Pour les différents types de cancer, 10 % sont dus à des transmissions de gènes défectueux de génération en génération. Pour les 90 % restants, c’est dû à notre environnement : la qualité de l’air que nous respirons, les aliments qu’on ne mange pas en suffisante quantité et certains métiers qui font que certaines personnes sont plus à risque que d’autres. Chaque type de cancer a des facteurs de risque et moyens de prévention propre à lui.

Par exemple, ceux qui ont des problèmes gastriques chroniques, ont des problèmes au niveau de l’œsophage, sont en surpoids doivent faire attention. Ils peuvent en effet avoir des irritations chroniques sur plusieurs années et cela peut engendrer un cancer au niveau de l’estomac (6ème ou 7ème plus fréquent chez l’homme) ou de l’œsophage supérieur. Comme moyens de prévention, il faut traiter le problème gastrique.

Le cancer de la bouche ou de l’œsophage, est lié à l’abus de boissons alcoolisées sous toutes ses formes. Par ailleurs, tout ce qui contient de la nicotine agresse nos poumons. Il est donc primordial d’éviter ces deux facteurs de risque. Mais il y a aussi des cancers dus à des virus : l’hépatite B et C qui peuvent entraîner des complications graves comme la cirrhose ou le cancer du foie.

Situation du cancer

Une étude menée par l’International Association for Research in Cancer de l’Organisation mondiale de la santé (OMS) indique qu’à Maurice, pour 1 200 nouveaux cas de cancer diagnostiqués en 2018, les tumeurs les plus fréquentes chez les hommes se trouvent au niveau de la prostate, du poumon et du côlon. Le plus mortel est le cancer du poumon.

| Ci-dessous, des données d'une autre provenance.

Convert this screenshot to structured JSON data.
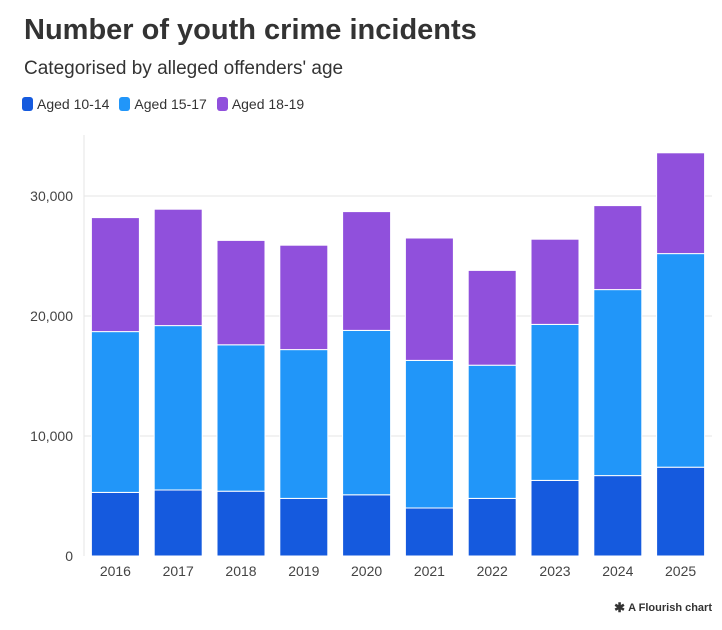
{
  "chart_data": {
    "type": "bar",
    "stacked": true,
    "title": "Number of youth crime incidents",
    "subtitle": "Categorised by alleged offenders' age",
    "categories": [
      "2016",
      "2017",
      "2018",
      "2019",
      "2020",
      "2021",
      "2022",
      "2023",
      "2024",
      "2025"
    ],
    "series": [
      {
        "name": "Aged 10-14",
        "color": "#155ade",
        "values": [
          5300,
          5500,
          5400,
          4800,
          5100,
          4000,
          4800,
          6300,
          6700,
          7400
        ]
      },
      {
        "name": "Aged 15-17",
        "color": "#2196f9",
        "values": [
          13400,
          13700,
          12200,
          12400,
          13700,
          12300,
          11100,
          13000,
          15500,
          17800
        ]
      },
      {
        "name": "Aged 18-19",
        "color": "#9050dc",
        "values": [
          9500,
          9700,
          8700,
          8700,
          9900,
          10200,
          7900,
          7100,
          7000,
          8400
        ]
      }
    ],
    "yticks": [
      0,
      10000,
      20000,
      30000
    ],
    "ytick_labels": [
      "0",
      "10,000",
      "20,000",
      "30,000"
    ],
    "ylim": [
      0,
      35000
    ],
    "grid": true,
    "legend_position": "top-left"
  },
  "footer": {
    "icon": "flourish-asterisk-icon",
    "text": "A Flourish chart"
  }
}
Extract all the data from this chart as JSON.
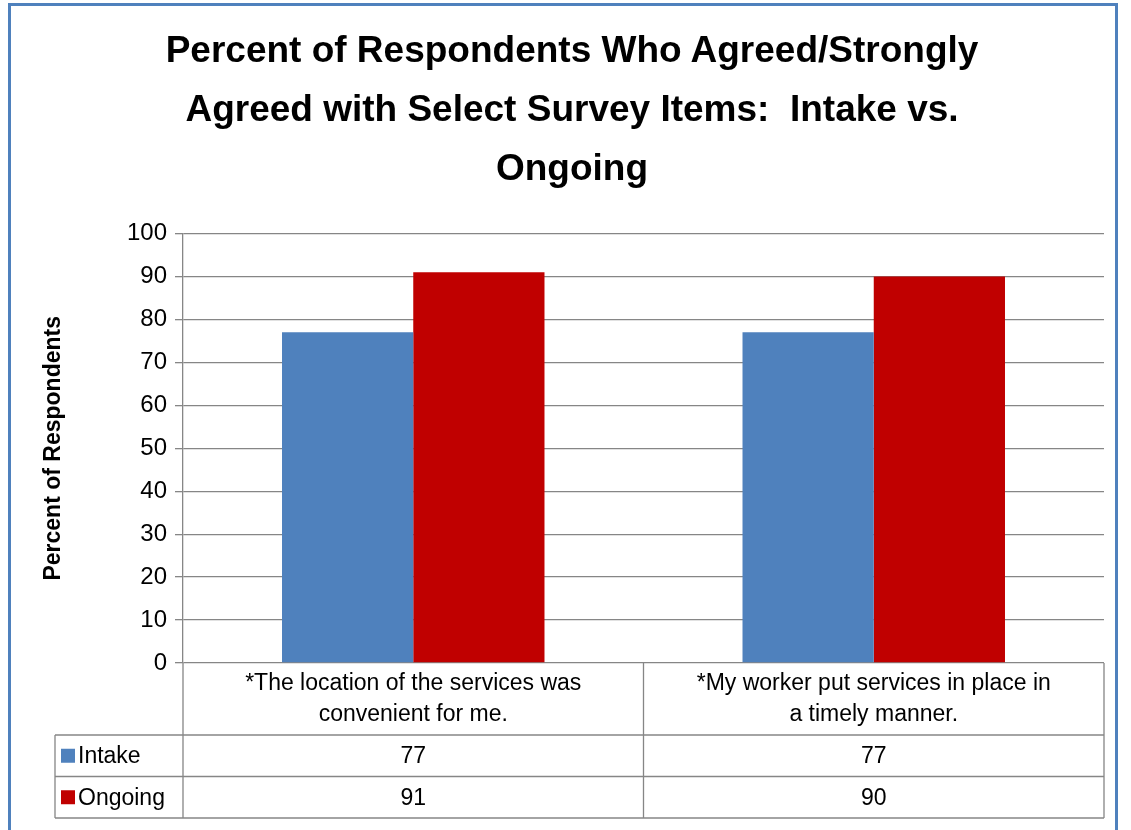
{
  "chart_data": {
    "type": "bar",
    "title": "Percent of Respondents Who Agreed/Strongly Agreed with Select Survey Items:  Intake vs. Ongoing",
    "ylabel": "Percent of Respondents",
    "categories": [
      "*The location of the services was convenient for me.",
      "*My worker put services in place in a timely manner."
    ],
    "series": [
      {
        "name": "Intake",
        "color": "#4f81bd",
        "values": [
          77,
          77
        ]
      },
      {
        "name": "Ongoing",
        "color": "#c00000",
        "values": [
          91,
          90
        ]
      }
    ],
    "ylim": [
      0,
      100
    ],
    "yticks": [
      0,
      10,
      20,
      30,
      40,
      50,
      60,
      70,
      80,
      90,
      100
    ],
    "grid": "y",
    "legend": "bottom left",
    "data_labels": true
  }
}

Selon l’étude, parmi les patients atteints d’un cancer colorectal, 25 % peuvent mourir mais les 75 % autres dont la maladie aura été détectée tôt auront bénéficié de traitement comme la colectomie qui leur permettra de vivre plusieurs années. 30 % des patients avec un cancer de la prostate en 2018 vont probablement mourir et 70 % vont s’en sortir.

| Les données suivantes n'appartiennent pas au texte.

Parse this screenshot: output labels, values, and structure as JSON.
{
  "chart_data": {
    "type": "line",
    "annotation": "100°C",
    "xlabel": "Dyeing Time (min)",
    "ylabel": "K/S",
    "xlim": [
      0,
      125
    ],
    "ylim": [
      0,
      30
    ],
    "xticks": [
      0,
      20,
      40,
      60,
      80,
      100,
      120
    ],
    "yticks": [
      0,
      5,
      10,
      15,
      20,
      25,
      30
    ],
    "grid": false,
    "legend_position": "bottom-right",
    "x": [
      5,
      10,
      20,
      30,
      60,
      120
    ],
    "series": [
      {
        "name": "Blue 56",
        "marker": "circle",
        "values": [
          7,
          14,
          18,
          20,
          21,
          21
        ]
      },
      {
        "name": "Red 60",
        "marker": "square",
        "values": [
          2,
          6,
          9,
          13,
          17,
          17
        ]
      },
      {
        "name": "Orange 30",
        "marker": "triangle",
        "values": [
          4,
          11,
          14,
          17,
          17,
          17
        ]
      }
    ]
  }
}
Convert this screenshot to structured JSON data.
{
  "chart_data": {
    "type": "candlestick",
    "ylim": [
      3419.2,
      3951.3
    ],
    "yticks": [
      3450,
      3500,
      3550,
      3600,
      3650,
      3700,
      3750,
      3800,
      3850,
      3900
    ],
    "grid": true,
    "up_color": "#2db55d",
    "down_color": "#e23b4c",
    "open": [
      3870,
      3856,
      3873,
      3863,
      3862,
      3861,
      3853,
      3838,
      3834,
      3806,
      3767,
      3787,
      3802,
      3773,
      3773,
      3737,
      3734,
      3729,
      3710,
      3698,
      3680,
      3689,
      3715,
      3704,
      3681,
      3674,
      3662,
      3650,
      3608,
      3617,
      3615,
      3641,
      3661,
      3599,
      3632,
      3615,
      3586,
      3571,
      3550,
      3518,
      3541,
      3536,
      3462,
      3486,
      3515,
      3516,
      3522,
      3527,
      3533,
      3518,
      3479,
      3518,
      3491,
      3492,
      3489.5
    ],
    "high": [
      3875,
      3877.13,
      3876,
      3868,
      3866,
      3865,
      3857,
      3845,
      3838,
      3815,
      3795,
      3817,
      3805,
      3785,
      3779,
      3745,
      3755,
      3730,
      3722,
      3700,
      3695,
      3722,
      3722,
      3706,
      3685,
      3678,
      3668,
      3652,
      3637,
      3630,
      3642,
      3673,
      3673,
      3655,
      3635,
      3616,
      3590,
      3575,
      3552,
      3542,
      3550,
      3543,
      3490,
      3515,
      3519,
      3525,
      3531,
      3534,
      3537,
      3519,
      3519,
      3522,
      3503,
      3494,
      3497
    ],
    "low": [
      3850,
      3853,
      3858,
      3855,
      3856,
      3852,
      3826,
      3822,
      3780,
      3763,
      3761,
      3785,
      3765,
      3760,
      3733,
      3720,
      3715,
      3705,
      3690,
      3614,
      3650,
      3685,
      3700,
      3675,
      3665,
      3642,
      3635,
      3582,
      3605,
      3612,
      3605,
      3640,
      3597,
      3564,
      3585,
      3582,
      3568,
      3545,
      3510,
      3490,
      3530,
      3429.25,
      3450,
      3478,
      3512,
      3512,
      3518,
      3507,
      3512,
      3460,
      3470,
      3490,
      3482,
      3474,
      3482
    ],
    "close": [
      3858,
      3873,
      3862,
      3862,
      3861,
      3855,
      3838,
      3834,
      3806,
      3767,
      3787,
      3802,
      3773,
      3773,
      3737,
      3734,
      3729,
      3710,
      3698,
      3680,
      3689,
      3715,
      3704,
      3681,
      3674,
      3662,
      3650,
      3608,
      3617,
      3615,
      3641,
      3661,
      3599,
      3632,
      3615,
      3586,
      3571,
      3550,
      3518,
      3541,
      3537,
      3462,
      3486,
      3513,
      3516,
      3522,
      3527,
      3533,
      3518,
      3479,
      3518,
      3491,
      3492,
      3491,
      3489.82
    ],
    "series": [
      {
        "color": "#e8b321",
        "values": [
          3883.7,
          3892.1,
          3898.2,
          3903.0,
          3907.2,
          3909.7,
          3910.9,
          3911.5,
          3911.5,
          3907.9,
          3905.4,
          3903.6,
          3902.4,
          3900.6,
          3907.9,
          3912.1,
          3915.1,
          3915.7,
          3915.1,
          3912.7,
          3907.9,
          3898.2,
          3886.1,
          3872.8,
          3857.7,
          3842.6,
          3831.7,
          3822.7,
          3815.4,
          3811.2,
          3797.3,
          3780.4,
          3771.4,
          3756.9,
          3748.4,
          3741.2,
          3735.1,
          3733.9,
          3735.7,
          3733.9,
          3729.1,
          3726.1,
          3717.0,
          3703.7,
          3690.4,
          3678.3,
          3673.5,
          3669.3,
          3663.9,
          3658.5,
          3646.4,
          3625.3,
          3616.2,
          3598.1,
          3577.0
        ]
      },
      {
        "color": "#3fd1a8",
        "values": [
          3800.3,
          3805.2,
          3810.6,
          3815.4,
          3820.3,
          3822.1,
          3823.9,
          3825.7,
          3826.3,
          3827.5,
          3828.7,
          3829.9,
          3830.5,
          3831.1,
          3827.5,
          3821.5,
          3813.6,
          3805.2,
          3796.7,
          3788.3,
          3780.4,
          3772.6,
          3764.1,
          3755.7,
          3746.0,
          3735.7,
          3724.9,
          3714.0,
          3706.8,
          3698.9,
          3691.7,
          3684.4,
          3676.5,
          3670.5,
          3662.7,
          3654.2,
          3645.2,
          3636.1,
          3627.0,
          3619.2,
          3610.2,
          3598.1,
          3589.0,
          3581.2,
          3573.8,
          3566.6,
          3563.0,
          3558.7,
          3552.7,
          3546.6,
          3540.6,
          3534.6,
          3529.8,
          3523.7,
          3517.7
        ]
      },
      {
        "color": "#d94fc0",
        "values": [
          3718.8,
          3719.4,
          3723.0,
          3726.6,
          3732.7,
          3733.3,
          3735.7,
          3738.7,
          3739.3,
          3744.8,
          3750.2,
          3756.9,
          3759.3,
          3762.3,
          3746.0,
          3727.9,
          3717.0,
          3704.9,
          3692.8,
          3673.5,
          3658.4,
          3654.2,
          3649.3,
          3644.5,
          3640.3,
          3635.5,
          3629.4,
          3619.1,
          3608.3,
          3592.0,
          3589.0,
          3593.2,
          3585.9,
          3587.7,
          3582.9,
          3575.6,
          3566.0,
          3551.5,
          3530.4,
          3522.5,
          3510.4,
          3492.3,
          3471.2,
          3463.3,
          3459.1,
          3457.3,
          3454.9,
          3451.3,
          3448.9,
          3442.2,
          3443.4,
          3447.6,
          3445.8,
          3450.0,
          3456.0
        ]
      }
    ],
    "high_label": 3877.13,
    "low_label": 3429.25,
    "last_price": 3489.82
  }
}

Pour ce qui est du cancer du poumon, il y a entre 90 à 95 % de décès de ce type de cancer chez les hommes malgré les traitements. Un taux que le Dr Sohawon considère comme étant alarmant.

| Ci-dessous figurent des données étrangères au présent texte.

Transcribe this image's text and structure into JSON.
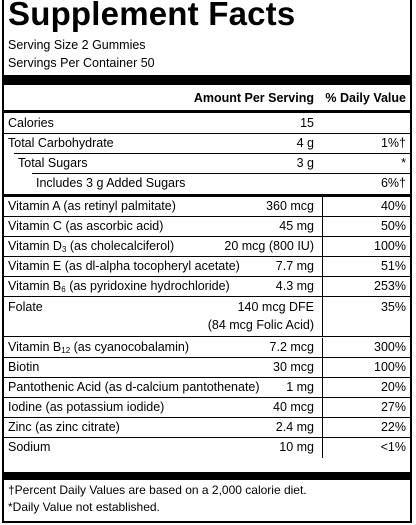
{
  "title": "Supplement Facts",
  "serving_size": "Serving Size 2 Gummies",
  "servings_per_container": "Servings Per Container 50",
  "header": {
    "amount": "Amount Per Serving",
    "dv": "% Daily Value"
  },
  "rows": {
    "calories": {
      "name": "Calories",
      "amount": "15",
      "dv": ""
    },
    "carb": {
      "name": "Total Carbohydrate",
      "amount": "4 g",
      "dv": "1%†"
    },
    "sugars": {
      "name": "Total Sugars",
      "amount": "3 g",
      "dv": "*"
    },
    "added": {
      "name": "Includes 3 g Added Sugars",
      "amount": "",
      "dv": "6%†"
    },
    "vita": {
      "name": "Vitamin A (as retinyl palmitate)",
      "amount": "360 mcg",
      "dv": "40%"
    },
    "vitc": {
      "name": "Vitamin C (as ascorbic acid)",
      "amount": "45 mg",
      "dv": "50%"
    },
    "vitd": {
      "name_pre": "Vitamin D",
      "name_sub": "3",
      "name_post": " (as cholecalciferol)",
      "amount": "20 mcg (800 IU)",
      "dv": "100%"
    },
    "vite": {
      "name": "Vitamin E (as dl-alpha tocopheryl acetate)",
      "amount": "7.7 mg",
      "dv": "51%"
    },
    "vitb6": {
      "name_pre": "Vitamin B",
      "name_sub": "6",
      "name_post": " (as pyridoxine hydrochloride)",
      "amount": "4.3 mg",
      "dv": "253%"
    },
    "folate": {
      "name": "Folate",
      "amount_line1": "140 mcg DFE",
      "amount_line2": "(84 mcg Folic Acid)",
      "dv": "35%"
    },
    "vitb12": {
      "name_pre": "Vitamin B",
      "name_sub": "12",
      "name_post": " (as cyanocobalamin)",
      "amount": "7.2 mcg",
      "dv": "300%"
    },
    "biotin": {
      "name": "Biotin",
      "amount": "30 mcg",
      "dv": "100%"
    },
    "panto": {
      "name": "Pantothenic Acid (as d-calcium pantothenate)",
      "amount": "1 mg",
      "dv": "20%"
    },
    "iodine": {
      "name": "Iodine (as potassium iodide)",
      "amount": "40 mcg",
      "dv": "27%"
    },
    "zinc": {
      "name": "Zinc (as zinc citrate)",
      "amount": "2.4 mg",
      "dv": "22%"
    },
    "sodium": {
      "name": "Sodium",
      "amount": "10 mg",
      "dv": "<1%"
    }
  },
  "footnotes": {
    "percent": "†Percent Daily Values are based on a 2,000 calorie diet.",
    "not_established": "*Daily Value not established."
  }
}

Chez les femmes, c’est le cancer du sein qui est le plus commun. En comparaison avec le continent africain et les pays asiatiques, les femmes mauriciennes ont entre trois à quatre fois plus de risques d’avoir le cancer du sein. Selon le Dr Sohawon, la femme mauricienne est en train de rejoindre la femme caucasienne dans le risque d’avoir le cancer du sein. Selon lui, il est important de faire des campagnes de sensibilisation afin d’encourager les femmes à faire le dépistage car il y a des traitements disponibles. Le dépistage précoce permet en effet une prise en charge rapide et augmente les chances de s’en sortir.

Le deuxième type de cancer le plus fréquent chez la femme mauricienne est le cancer du col de l’utérus. Avec les mesures mises en place par les autorités à travers des campagnes de vaccination des jeunes filles dès l’école primaire, le taux devrait diminuer. Mais les résultats ne seront visibles que dans cinq à 10 ans car ce sont des mesures prises dans le moyen et long terme.

Puis il y a le cancer des ovaires qui touche plus ou moins les femmes ménopausées. En raison de la forte proportion de femmes dans la tranche d’âge de 40 à 50 ans, il y a une hausse par rapport au nombre de la population.

Les enfants sont aussi touchés par le cancer mais c’est en très petit pourcentage. Le plus commun est la leucémie ou encore les tumeurs cérébrales qui sont rares à Maurice ainsi que les tumeurs rénales.